Thankfully, there was always a small buffer between that and me. Ford was a freshman, and then a sophmore, and then a junior. Senior year seemed light years away. Although I could empathize with the mothers sharing pictures of their babies-turned-men, I still had time before I had to face it myself. There were plenty more summers to think life would be the way it always had been: me with my three “little” boys.

Then our family friend and photographer Andrea Hand texted to ask if it was time to schedule Ford’s senior portraits.

No, no, no and no.

But, of course, yes. Yes, it was time.

The night before his scheduled appointment, I carefully laid out shirts and pants that I thought he should wear. These were apparently the exact opposite of what he wanted to wear, because the next morning, I woke up to a wad of clothes on the kitchen counter.

“What’s this?” I asked.

“That’s what I’m wearing for the senior pictures,” he said.

“But I carefully laid out and smoothed all the other —“

It was no use. Turns out, one of the many first times a mother feels “in the way” is during her child’s senior portrait session. It’s an in-between space. I no longer pick our Ford’s clothes or tell him how to stand, but, well, you know, I am the one paying for the photos. So Ford graciously allowed me my interjections — “stand straight,” “don’t slouch,” “smile naturally” — while softly clenching his back teeth.

“Maybe he will do better if I’m not around,” I said to Andrea, hoping she’d protest.

Instead, she said, “Yes, probably.” And just like that, I was sitting on a rock, watching from afar as Ford stood straight and smiled naturally without my help.

I can still remember his first day of school, when he peered out the bus window at me with big, tearful eyes, and how he came home at the end of the day and said, “That was fun, but I’m not going again tomorrow.
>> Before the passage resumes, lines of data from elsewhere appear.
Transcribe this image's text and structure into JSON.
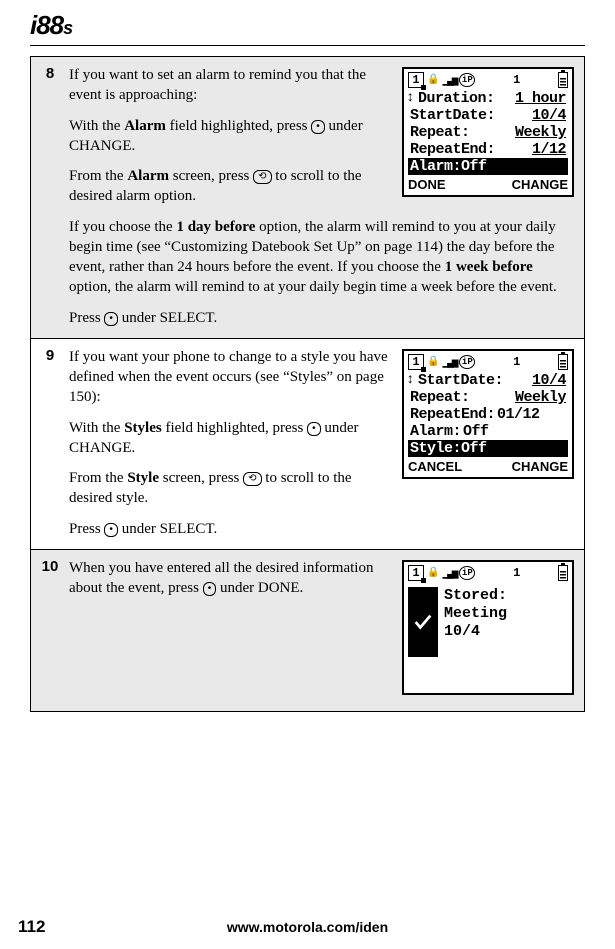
{
  "brand": "i88",
  "brand_suffix": "s",
  "footer_url": "www.motorola.com/iden",
  "page_number": "112",
  "steps": {
    "s8": {
      "num": "8",
      "p1": "If you want to set an alarm to remind you that the event is approaching:",
      "p2a": "With the ",
      "p2b": "Alarm",
      "p2c": " field highlighted, press ",
      "p2d": " under CHANGE.",
      "p3a": "From the ",
      "p3b": "Alarm",
      "p3c": " screen, press ",
      "p3d": " to scroll to the desired alarm option.",
      "p4a": "If you choose the ",
      "p4b": "1 day before",
      "p4c": " option, the alarm will remind to you at your daily begin time (see “Customizing Datebook Set Up” on page 114) the day before the event, rather than 24 hours before the event. If you choose the ",
      "p4d": "1 week before",
      "p4e": " option, the alarm will remind to at your daily begin time a week before the event.",
      "p5a": "Press ",
      "p5b": " under SELECT.",
      "screen": {
        "l1a": "Duration:",
        "l1b": "1 hour",
        "l2a": "StartDate:",
        "l2b": "10/4",
        "l3a": "Repeat:",
        "l3b": "Weekly",
        "l4a": "RepeatEnd:",
        "l4b": "1/12",
        "l5": "Alarm:Off",
        "sk_left": "DONE",
        "sk_right": "CHANGE"
      }
    },
    "s9": {
      "num": "9",
      "p1": "If you want your phone to change to a style you have defined when the event occurs (see “Styles” on page 150):",
      "p2a": "With the ",
      "p2b": "Styles",
      "p2c": " field highlighted, press ",
      "p2d": " under CHANGE.",
      "p3a": "From the ",
      "p3b": "Style",
      "p3c": " screen, press ",
      "p3d": " to scroll to the desired style.",
      "p4a": "Press ",
      "p4b": " under SELECT.",
      "screen": {
        "l1a": "StartDate:",
        "l1b": "10/4",
        "l2a": "Repeat:",
        "l2b": "Weekly",
        "l3a": "RepeatEnd:",
        "l3b": "01/12",
        "l4a": "Alarm:",
        "l4b": "Off",
        "l5": "Style:Off",
        "sk_left": "CANCEL",
        "sk_right": "CHANGE"
      }
    },
    "s10": {
      "num": "10",
      "p1a": "When you have entered all the desired information about the event, press ",
      "p1b": " under DONE.",
      "screen": {
        "t1": "Stored:",
        "t2": "Meeting",
        "t3": "10/4"
      }
    }
  },
  "keys": {
    "soft": "•",
    "scroll": "⟲"
  }
}
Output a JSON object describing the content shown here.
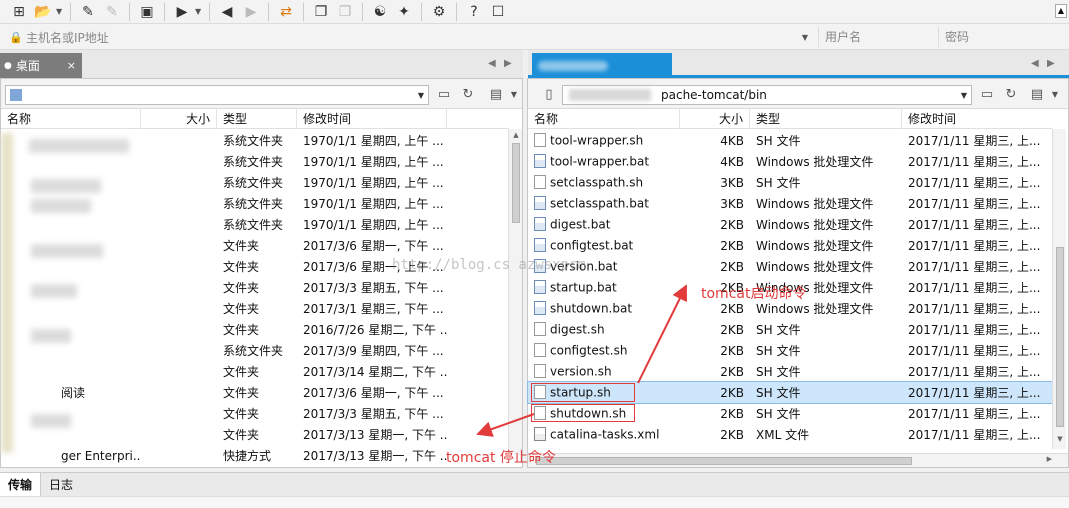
{
  "connection": {
    "host_placeholder": "主机名或IP地址",
    "user_placeholder": "用户名",
    "pass_placeholder": "密码"
  },
  "left_pane": {
    "tab_label": "桌面",
    "tab_close": "×",
    "columns": {
      "name": "名称",
      "size": "大小",
      "type": "类型",
      "mtime": "修改时间"
    },
    "rows": [
      {
        "name": "",
        "size": "",
        "type": "系统文件夹",
        "mtime": "1970/1/1 星期四, 上午 ..."
      },
      {
        "name": "",
        "size": "",
        "type": "系统文件夹",
        "mtime": "1970/1/1 星期四, 上午 ..."
      },
      {
        "name": "",
        "size": "",
        "type": "系统文件夹",
        "mtime": "1970/1/1 星期四, 上午 ..."
      },
      {
        "name": "",
        "size": "",
        "type": "系统文件夹",
        "mtime": "1970/1/1 星期四, 上午 ..."
      },
      {
        "name": "",
        "size": "",
        "type": "系统文件夹",
        "mtime": "1970/1/1 星期四, 上午 ..."
      },
      {
        "name": "",
        "size": "",
        "type": "文件夹",
        "mtime": "2017/3/6 星期一, 下午 ..."
      },
      {
        "name": "",
        "size": "",
        "type": "文件夹",
        "mtime": "2017/3/6 星期一, 上午 ..."
      },
      {
        "name": "",
        "size": "",
        "type": "文件夹",
        "mtime": "2017/3/3 星期五, 下午 ..."
      },
      {
        "name": "",
        "size": "",
        "type": "文件夹",
        "mtime": "2017/3/1 星期三, 下午 ..."
      },
      {
        "name": "",
        "size": "",
        "type": "文件夹",
        "mtime": "2016/7/26 星期二, 下午 ..."
      },
      {
        "name": "",
        "size": "",
        "type": "系统文件夹",
        "mtime": "2017/3/9 星期四, 下午 ..."
      },
      {
        "name": "",
        "size": "",
        "type": "文件夹",
        "mtime": "2017/3/14 星期二, 下午 ..."
      },
      {
        "name": "阅读",
        "size": "",
        "type": "文件夹",
        "mtime": "2017/3/6 星期一, 下午 ..."
      },
      {
        "name": "",
        "size": "",
        "type": "文件夹",
        "mtime": "2017/3/3 星期五, 下午 ..."
      },
      {
        "name": "",
        "size": "",
        "type": "文件夹",
        "mtime": "2017/3/13 星期一, 下午 ..."
      },
      {
        "name": "ger Enterpri...",
        "size": "",
        "type": "快捷方式",
        "mtime": "2017/3/13 星期一, 下午 ..."
      }
    ]
  },
  "right_pane": {
    "path": "pache-tomcat/bin",
    "columns": {
      "name": "名称",
      "size": "大小",
      "type": "类型",
      "mtime": "修改时间"
    },
    "rows": [
      {
        "name": "tool-wrapper.sh",
        "kind": "sh",
        "size": "4KB",
        "type": "SH 文件",
        "mtime": "2017/1/11 星期三, 上..."
      },
      {
        "name": "tool-wrapper.bat",
        "kind": "bat",
        "size": "4KB",
        "type": "Windows 批处理文件",
        "mtime": "2017/1/11 星期三, 上..."
      },
      {
        "name": "setclasspath.sh",
        "kind": "sh",
        "size": "3KB",
        "type": "SH 文件",
        "mtime": "2017/1/11 星期三, 上..."
      },
      {
        "name": "setclasspath.bat",
        "kind": "bat",
        "size": "3KB",
        "type": "Windows 批处理文件",
        "mtime": "2017/1/11 星期三, 上..."
      },
      {
        "name": "digest.bat",
        "kind": "bat",
        "size": "2KB",
        "type": "Windows 批处理文件",
        "mtime": "2017/1/11 星期三, 上..."
      },
      {
        "name": "configtest.bat",
        "kind": "bat",
        "size": "2KB",
        "type": "Windows 批处理文件",
        "mtime": "2017/1/11 星期三, 上..."
      },
      {
        "name": "version.bat",
        "kind": "bat",
        "size": "2KB",
        "type": "Windows 批处理文件",
        "mtime": "2017/1/11 星期三, 上..."
      },
      {
        "name": "startup.bat",
        "kind": "bat",
        "size": "2KB",
        "type": "Windows 批处理文件",
        "mtime": "2017/1/11 星期三, 上..."
      },
      {
        "name": "shutdown.bat",
        "kind": "bat",
        "size": "2KB",
        "type": "Windows 批处理文件",
        "mtime": "2017/1/11 星期三, 上..."
      },
      {
        "name": "digest.sh",
        "kind": "sh",
        "size": "2KB",
        "type": "SH 文件",
        "mtime": "2017/1/11 星期三, 上..."
      },
      {
        "name": "configtest.sh",
        "kind": "sh",
        "size": "2KB",
        "type": "SH 文件",
        "mtime": "2017/1/11 星期三, 上..."
      },
      {
        "name": "version.sh",
        "kind": "sh",
        "size": "2KB",
        "type": "SH 文件",
        "mtime": "2017/1/11 星期三, 上..."
      },
      {
        "name": "startup.sh",
        "kind": "sh",
        "size": "2KB",
        "type": "SH 文件",
        "mtime": "2017/1/11 星期三, 上...",
        "selected": true
      },
      {
        "name": "shutdown.sh",
        "kind": "sh",
        "size": "2KB",
        "type": "SH 文件",
        "mtime": "2017/1/11 星期三, 上..."
      },
      {
        "name": "catalina-tasks.xml",
        "kind": "xml",
        "size": "2KB",
        "type": "XML 文件",
        "mtime": "2017/1/11 星期三, 上..."
      }
    ]
  },
  "annotations": {
    "start_label": "tomcat启动命令",
    "stop_label": "tomcat 停止命令",
    "watermark": "http://blog.cs          azwsxpcm"
  },
  "bottom": {
    "tab_transfer": "传输",
    "tab_log": "日志"
  },
  "colors": {
    "accent": "#1b8fd8",
    "annotation": "#e23b3b",
    "selection": "#cde6fb"
  }
}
I’ll stay home with you and Owen.”

There is not much about Ford today that is similar to that little boy — except for his eyes. As Andrea snapped pictures and he looked for the camera, I could absolutely still see his baby face in those big, brown eyes that turn slightly downward at the edges. Where did all the time go? How was I chasing toddlers seemingly yesterday and now sitting on a rock, unsure in what ways my nearly grown-up son needs my help?

I was sad for most of the photo shoot because although these pictures mark the beginning of the rest of Ford’s life, they also commemorate the beginning of the end of the best part of mine. There is nothing I have loved more than being Ford, Owen and Lindell’s mom, and now suddenly, in just one afternoon, it felt like those years of chasing kids, fixing lunches, settling fights and organizing birthday parties were coming to slow, painful end.
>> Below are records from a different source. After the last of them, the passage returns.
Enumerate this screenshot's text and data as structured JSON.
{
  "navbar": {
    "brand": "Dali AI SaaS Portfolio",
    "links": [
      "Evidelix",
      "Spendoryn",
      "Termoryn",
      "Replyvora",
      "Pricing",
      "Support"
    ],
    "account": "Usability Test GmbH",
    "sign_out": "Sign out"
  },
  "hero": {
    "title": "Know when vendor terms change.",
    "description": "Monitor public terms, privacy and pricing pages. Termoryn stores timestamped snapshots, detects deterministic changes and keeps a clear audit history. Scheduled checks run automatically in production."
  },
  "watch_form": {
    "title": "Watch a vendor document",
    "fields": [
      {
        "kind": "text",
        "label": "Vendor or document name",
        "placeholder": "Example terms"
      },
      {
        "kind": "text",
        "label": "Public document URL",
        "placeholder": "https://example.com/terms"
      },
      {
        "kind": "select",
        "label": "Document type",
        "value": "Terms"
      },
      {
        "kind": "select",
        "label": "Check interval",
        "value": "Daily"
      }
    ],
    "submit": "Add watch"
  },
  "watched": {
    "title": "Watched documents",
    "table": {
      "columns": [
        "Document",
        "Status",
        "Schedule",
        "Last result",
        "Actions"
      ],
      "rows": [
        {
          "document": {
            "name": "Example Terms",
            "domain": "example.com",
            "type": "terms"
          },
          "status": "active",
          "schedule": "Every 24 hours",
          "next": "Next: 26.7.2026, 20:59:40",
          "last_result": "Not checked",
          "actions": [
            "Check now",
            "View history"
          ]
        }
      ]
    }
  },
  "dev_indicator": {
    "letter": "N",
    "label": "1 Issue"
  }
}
Just before sunset, we went by the house to grab Ford’s younger brothers, ages 15 and 11, and drove to Sunset Rock in Dedham to do a picture of the three siblings together. Owen and Lindell fought the whole way there. No one could agree on which song to listen to. Lindell was annoying Owen and vice versa. Someone was reportedly “breathing too loud,” and someone else was “resting his hands” in “an annoying way.”

When we arrived at the top of the mountain, Lindell had an epic meltdown and chose not to be in the photo. The younger boys called each other names. I was caught in the middle settling fights. Everyone was hungry. And now Lindell wasn’t talking to me anymore. He sat with his arms folded across his chest in the backseat of the car.

All of the commotion came to me like a small, precious gift.

This motherhood thing isn’t quite finished. They still need me.

And there was Ford, in the driver’s seat, quiet, sitting tall and smiling naturally — probably counting the days until he’s off on his own and not listening to his brothers fight.